Originally Posted by xoxoxoBruce (Post 569895)
It means you had not completed the vetting process. Like a lab experiment or building a house, expectations rise as you get closer to the end, but nothing is certain until it's completed. It doesn't make you a failure just because it didn't work out.

I agree with these people. Good luck, disenchanted. You seem to me to be a really great guy - I hope you will find a really great woman to share your life with, when you're ready.

classicman 06-01-2009 08:41 AM

Oh and if you have some pent up aggression or whatever.... just visit the politics forum.:right:

Aliantha 06-01-2009 05:35 PM

Dis, have you found posting your thoughts here helpful at all? On an intrapersonal level if not that you've had some pretty good advice.
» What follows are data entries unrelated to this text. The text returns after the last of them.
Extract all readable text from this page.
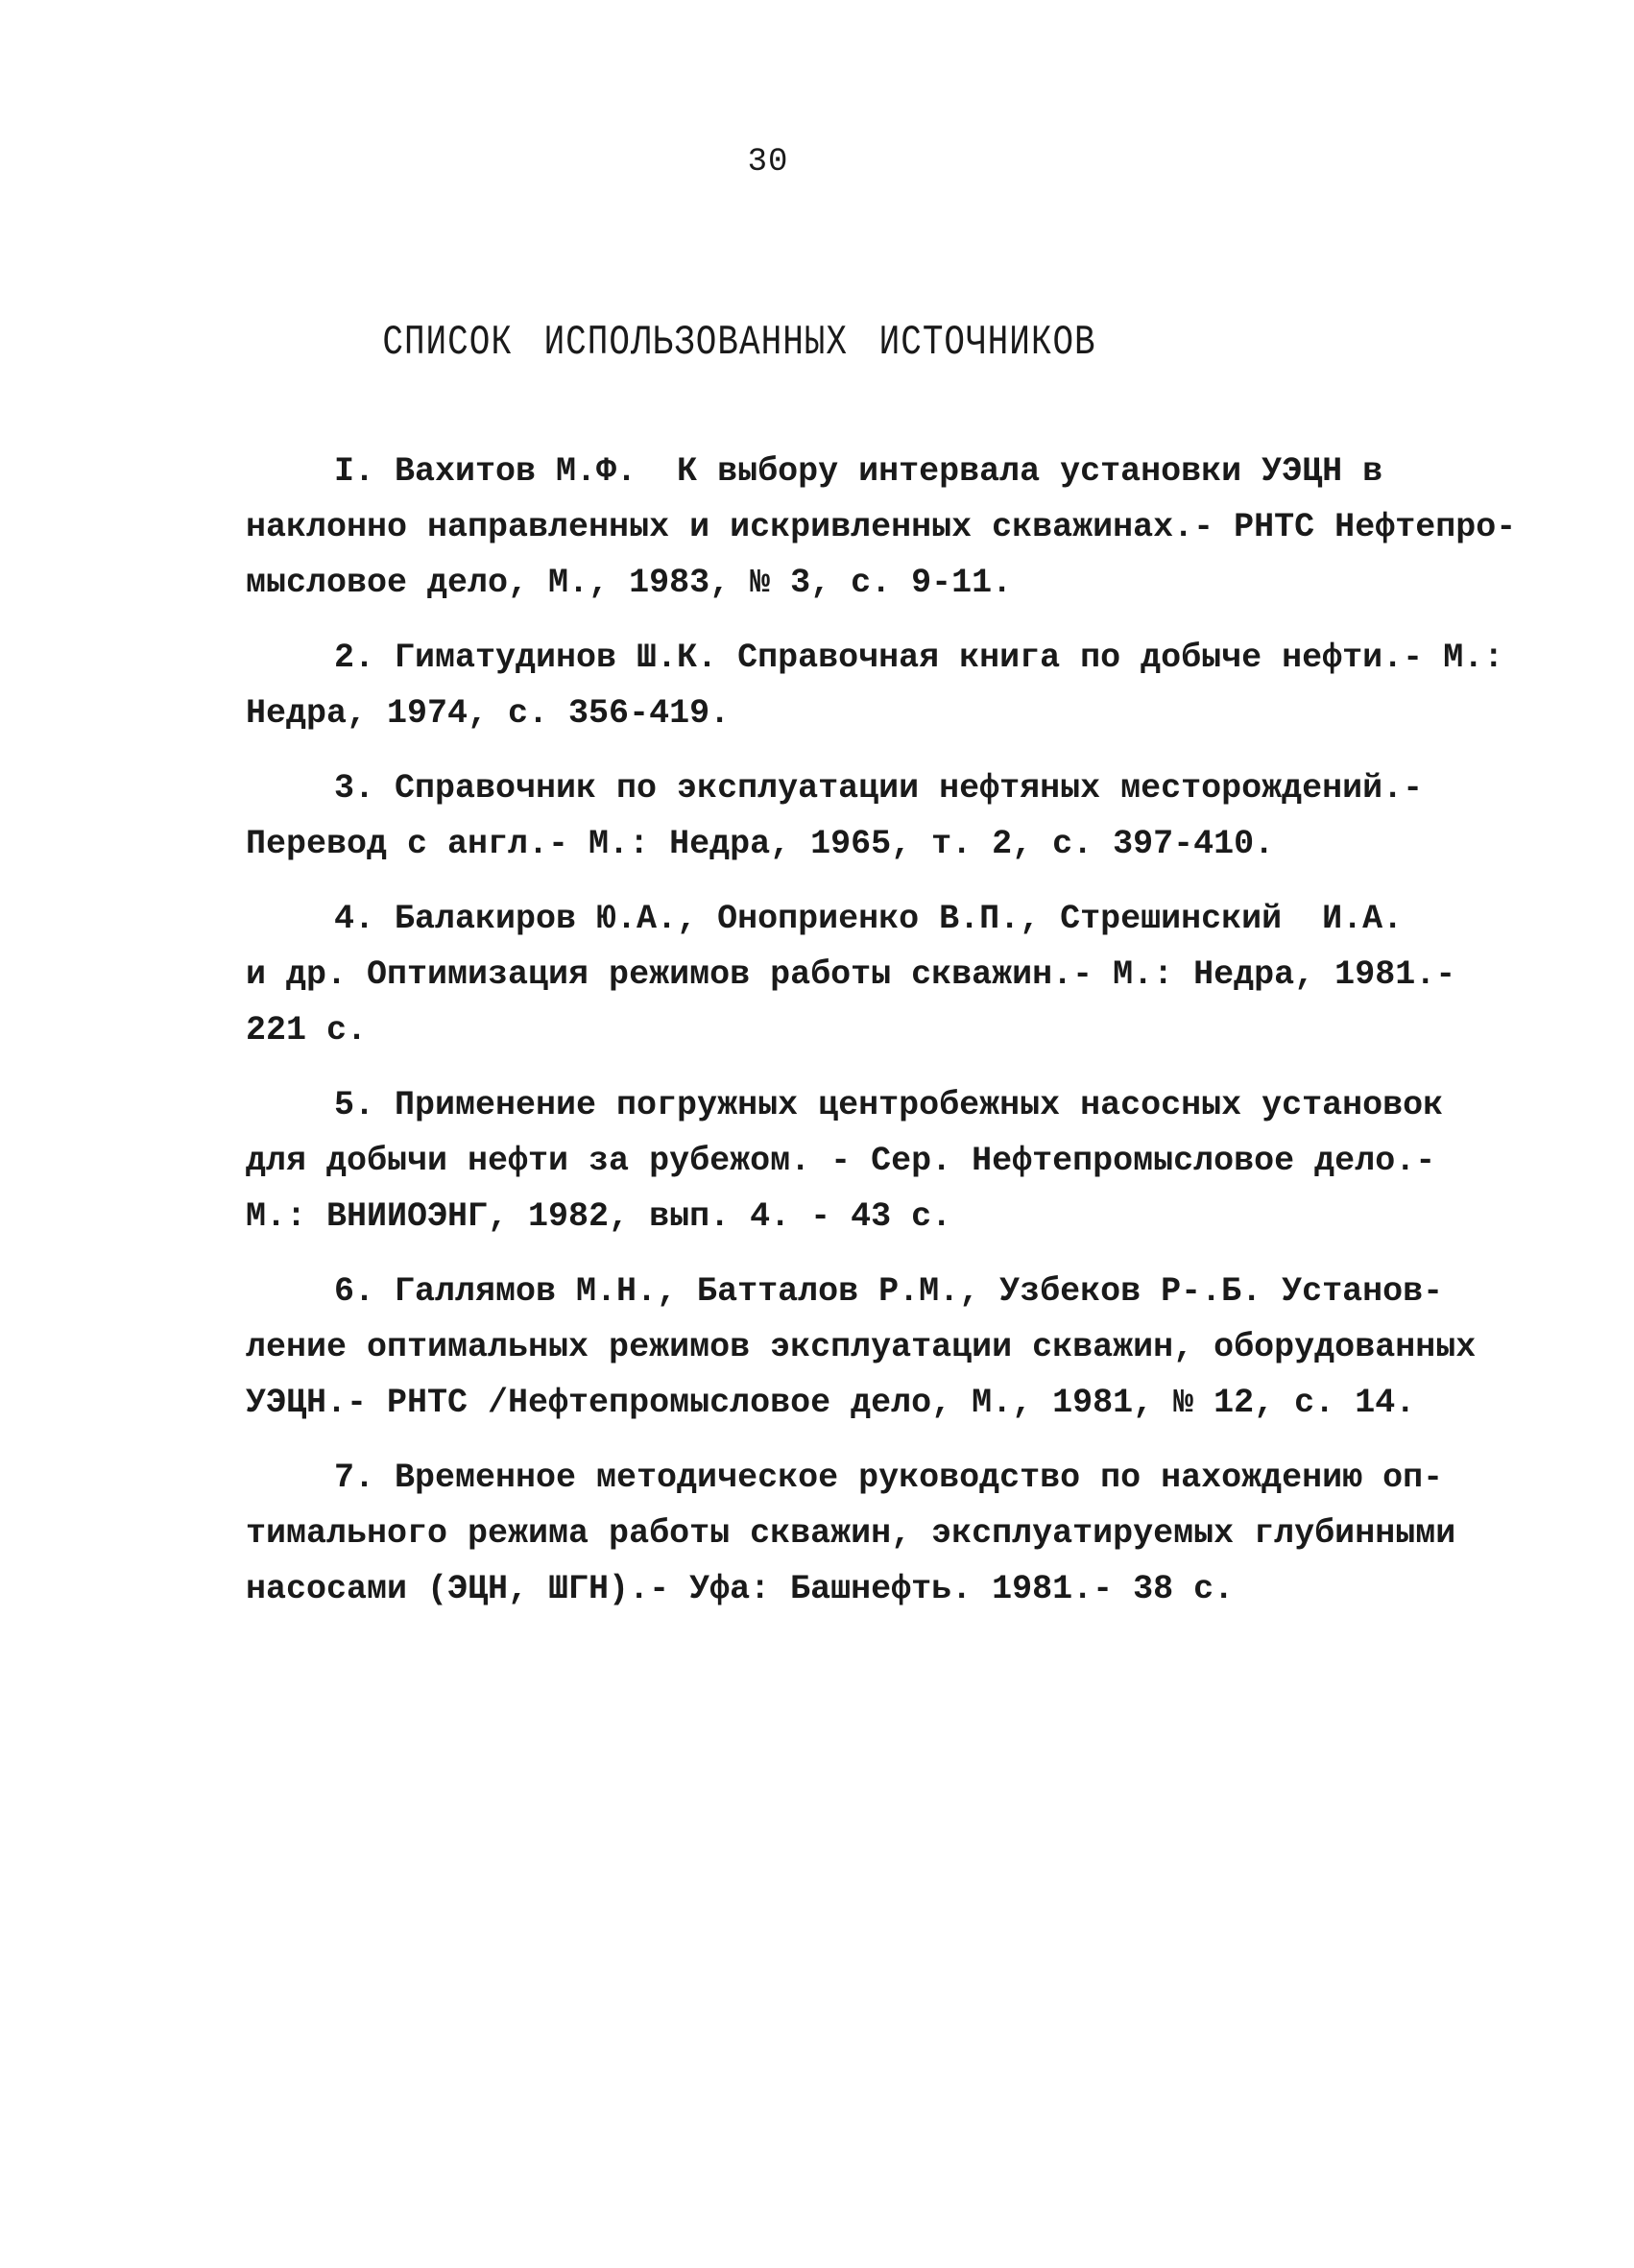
30
СПИСОК ИСПОЛЬЗОВАННЫХ ИСТОЧНИКОВ
I. Вахитов М.Ф.  К выбору интервала установки УЭЦН в
наклонно направленных и искривленных скважинах.- РНТС Нефтепро-
мысловое дело, М., 1983, № 3, с. 9-11.
2. Гиматудинов Ш.К. Справочная книга по добыче нефти.- М.:
Недра, 1974, с. 356-419.
3. Справочник по эксплуатации нефтяных месторождений.-
Перевод с англ.- М.: Недра, 1965, т. 2, с. 397-410.
4. Балакиров Ю.А., Оноприенко В.П., Стрешинский  И.А.
и др. Оптимизация режимов работы скважин.- М.: Недра, 1981.-
221 с.
5. Применение погружных центробежных насосных установок
для добычи нефти за рубежом. - Сер. Нефтепромысловое дело.-
М.: ВНИИОЭНГ, 1982, вып. 4. - 43 с.
6. Галлямов М.Н., Батталов Р.М., Узбеков Р-.Б. Установ-
ление оптимальных режимов эксплуатации скважин, оборудованных
УЭЦН.- РНТС /Нефтепромысловое дело, М., 1981, № 12, с. 14.
7. Временное методическое руководство по нахождению оп-
тимального режима работы скважин, эксплуатируемых глубинными
насосами (ЭЦН, ШГН).- Уфа: Башнефть. 1981.- 38 с.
disenchanted 06-01-2009 09:20 PM

aliantha: Most of the advice seems pretty geared toward the negative. It's over. She's probably found some other guy. There's no way to solve this. Go find someone else. Oh, and from earlier in the thread, I'm probably as bad as she thinks I am, if not worse.

Doesn't seem like there's much hope in this crowd, and maybe it's because I still want to hang on to a little of that but don't have the distance to see it. Or, maybe there's a lot of people here that have their own scars...

I guess it's just giving me a chance to work out the daily nonsense without burning out any one person. Crowd therapy.